"The Nobel War Prize"

Following the awarding of the Nobel Peace Prize to Liu Xiaobo, Tariq Ali has written a piece for the London Review of Books Blog in which he reminds us of the hypocrisy of what he call's "The Nobel War Prize" and points to Liu Xiaobo's own neo-conservative leanings ...

For the record, Liu Xiaobo has stated publicly that in his view:

(a) China's tragedy is that it wasn't colonised for at least 300 years by a Western power or Japan. This would apparently have civilised it for ever;

(b) The Korean and Vietnam wars fought by the US were wars against totalitarianism and enhanced Washington's ‘moral credibility';

(c) Bush was right to go to war in Iraq and Senator Kerry's criticisms were ‘slander-mongering';

(d) Afghanistan? No surprises here: Full support for Nato's war.

He has a right to these opinions, but should they get a peace prize?

Visit the London Review of Books Blog to read the article in full.
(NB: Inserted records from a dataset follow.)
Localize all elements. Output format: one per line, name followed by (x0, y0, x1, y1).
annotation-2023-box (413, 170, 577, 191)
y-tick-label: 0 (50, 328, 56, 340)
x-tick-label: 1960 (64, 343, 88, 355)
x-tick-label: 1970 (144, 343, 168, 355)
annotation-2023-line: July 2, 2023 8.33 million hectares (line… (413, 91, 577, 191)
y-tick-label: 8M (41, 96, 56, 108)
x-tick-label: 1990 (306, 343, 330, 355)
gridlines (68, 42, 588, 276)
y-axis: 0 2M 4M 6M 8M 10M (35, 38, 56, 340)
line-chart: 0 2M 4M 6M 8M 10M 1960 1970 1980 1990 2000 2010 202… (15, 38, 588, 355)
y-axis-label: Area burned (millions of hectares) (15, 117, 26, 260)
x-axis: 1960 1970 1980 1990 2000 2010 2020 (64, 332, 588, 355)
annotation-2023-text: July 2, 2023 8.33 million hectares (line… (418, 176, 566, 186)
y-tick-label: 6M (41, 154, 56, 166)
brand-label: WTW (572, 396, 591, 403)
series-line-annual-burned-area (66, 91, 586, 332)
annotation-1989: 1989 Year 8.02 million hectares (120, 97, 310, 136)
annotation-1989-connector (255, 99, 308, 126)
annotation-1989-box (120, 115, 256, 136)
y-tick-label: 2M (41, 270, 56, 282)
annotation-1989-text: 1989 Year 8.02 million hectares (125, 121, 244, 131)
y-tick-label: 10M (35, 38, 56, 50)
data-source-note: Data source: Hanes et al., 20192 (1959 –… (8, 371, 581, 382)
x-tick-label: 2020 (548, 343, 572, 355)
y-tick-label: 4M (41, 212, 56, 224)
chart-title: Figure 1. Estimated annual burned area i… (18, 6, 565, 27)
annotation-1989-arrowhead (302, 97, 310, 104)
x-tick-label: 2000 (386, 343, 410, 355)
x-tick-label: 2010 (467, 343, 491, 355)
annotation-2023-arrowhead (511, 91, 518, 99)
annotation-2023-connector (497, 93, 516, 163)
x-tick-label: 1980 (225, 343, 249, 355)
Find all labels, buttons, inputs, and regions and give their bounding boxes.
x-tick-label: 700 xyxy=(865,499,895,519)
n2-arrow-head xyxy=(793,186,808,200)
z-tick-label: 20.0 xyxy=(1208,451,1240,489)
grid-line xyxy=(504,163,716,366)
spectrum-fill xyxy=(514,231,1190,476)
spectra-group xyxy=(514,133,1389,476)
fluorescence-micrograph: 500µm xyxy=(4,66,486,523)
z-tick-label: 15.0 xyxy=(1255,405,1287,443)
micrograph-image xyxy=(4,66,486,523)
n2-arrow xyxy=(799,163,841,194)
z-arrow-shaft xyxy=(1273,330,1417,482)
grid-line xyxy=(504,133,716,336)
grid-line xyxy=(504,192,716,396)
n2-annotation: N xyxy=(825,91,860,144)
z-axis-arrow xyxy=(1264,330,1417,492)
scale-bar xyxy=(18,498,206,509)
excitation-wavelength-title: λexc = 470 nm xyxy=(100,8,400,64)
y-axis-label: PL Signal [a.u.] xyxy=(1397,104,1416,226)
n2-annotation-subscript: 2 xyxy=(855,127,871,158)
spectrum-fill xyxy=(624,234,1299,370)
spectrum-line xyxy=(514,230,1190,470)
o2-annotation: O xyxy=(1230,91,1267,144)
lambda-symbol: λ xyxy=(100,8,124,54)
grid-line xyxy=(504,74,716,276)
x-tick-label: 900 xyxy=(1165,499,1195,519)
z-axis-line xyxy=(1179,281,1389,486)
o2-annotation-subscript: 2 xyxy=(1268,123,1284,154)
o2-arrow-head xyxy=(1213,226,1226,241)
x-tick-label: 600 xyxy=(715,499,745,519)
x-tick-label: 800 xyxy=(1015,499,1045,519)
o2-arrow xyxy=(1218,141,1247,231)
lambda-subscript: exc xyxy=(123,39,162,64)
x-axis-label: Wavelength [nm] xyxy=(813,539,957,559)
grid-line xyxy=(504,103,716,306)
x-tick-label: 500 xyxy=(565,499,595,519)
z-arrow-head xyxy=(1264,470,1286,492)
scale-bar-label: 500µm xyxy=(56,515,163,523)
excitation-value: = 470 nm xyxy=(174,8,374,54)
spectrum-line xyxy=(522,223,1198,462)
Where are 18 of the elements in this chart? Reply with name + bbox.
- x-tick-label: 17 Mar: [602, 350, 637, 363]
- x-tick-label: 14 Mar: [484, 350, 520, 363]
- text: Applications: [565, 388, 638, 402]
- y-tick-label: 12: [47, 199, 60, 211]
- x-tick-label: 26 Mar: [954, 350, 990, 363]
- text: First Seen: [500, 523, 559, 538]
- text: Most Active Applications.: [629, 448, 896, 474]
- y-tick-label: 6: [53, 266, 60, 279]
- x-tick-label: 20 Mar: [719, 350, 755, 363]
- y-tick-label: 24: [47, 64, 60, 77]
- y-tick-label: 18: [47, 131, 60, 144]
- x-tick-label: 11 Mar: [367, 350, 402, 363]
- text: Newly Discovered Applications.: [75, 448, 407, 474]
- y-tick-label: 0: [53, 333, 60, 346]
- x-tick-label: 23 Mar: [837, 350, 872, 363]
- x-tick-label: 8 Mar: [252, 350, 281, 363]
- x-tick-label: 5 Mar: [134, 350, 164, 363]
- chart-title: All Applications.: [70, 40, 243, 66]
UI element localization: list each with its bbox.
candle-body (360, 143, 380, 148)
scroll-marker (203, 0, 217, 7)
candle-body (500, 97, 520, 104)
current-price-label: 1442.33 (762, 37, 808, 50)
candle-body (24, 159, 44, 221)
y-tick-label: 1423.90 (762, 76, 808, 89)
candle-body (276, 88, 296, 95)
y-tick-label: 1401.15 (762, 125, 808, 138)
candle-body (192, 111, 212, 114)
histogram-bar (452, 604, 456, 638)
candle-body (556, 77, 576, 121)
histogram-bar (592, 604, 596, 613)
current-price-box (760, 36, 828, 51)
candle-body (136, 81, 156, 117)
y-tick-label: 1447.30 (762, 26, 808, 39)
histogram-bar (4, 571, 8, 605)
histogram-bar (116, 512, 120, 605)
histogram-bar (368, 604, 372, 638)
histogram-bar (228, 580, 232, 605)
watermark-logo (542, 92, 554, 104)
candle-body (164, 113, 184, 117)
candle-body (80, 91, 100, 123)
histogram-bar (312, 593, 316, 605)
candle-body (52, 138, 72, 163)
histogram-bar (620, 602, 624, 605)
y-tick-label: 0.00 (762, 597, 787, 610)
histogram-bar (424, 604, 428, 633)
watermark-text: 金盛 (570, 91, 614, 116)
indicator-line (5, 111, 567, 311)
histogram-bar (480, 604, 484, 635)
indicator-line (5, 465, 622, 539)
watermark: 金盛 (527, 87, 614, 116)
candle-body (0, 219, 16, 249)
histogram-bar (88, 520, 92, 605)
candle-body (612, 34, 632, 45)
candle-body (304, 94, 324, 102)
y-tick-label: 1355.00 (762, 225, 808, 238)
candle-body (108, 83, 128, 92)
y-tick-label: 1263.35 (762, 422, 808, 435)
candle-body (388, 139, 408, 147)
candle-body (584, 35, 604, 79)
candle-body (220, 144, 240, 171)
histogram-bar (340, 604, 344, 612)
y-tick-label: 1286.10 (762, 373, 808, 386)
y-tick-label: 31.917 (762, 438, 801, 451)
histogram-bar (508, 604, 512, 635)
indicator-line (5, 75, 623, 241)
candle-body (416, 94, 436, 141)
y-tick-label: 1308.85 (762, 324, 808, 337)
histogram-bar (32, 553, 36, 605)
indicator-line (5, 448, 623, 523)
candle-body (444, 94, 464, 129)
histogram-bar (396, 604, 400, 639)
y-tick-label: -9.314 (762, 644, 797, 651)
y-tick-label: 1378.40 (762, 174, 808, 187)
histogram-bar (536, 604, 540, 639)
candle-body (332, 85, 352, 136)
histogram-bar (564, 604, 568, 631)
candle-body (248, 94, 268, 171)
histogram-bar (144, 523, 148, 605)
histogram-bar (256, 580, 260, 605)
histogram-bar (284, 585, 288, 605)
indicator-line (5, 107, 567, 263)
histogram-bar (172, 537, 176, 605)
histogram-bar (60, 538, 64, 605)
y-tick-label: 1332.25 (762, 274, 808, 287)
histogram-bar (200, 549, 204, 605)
As many readers are already aware, Liu Xiaobo is included in The Verso Book of Dissent and Ali, as others have done on this website, highlights the difficulties of compiling such a book. It should be noted that The Verso Book of Dissent is very much an anthology of dissent through the ages and across cultures—were Verso to have left out all figures whose politics did not match ours to a tee, the book would serve a very different purpose. Indeed, it was to the book's "spirit of inclusion" that Nicholas Lezard pointed in his Guardian review:

I suppose it is a measure of the book's spirit of inclusion that we have a quotation from Valerie Solanas's "Scum Manifesto", the only entry in the book I've found that really shouldn't be there, unless as an object lesson in how not to write a manifesto or as an indication of how bonkers people were in those days.

I suppose it also helps to prevent the book from being too pleased with itself. This has been published to mark Verso's 40th anniversary—happy birthday to Verso—and this is a very good way of celebrating it. This isn't history as triumphal march: it's (largely) a history of all the people who have tried to impede the progress of injustice.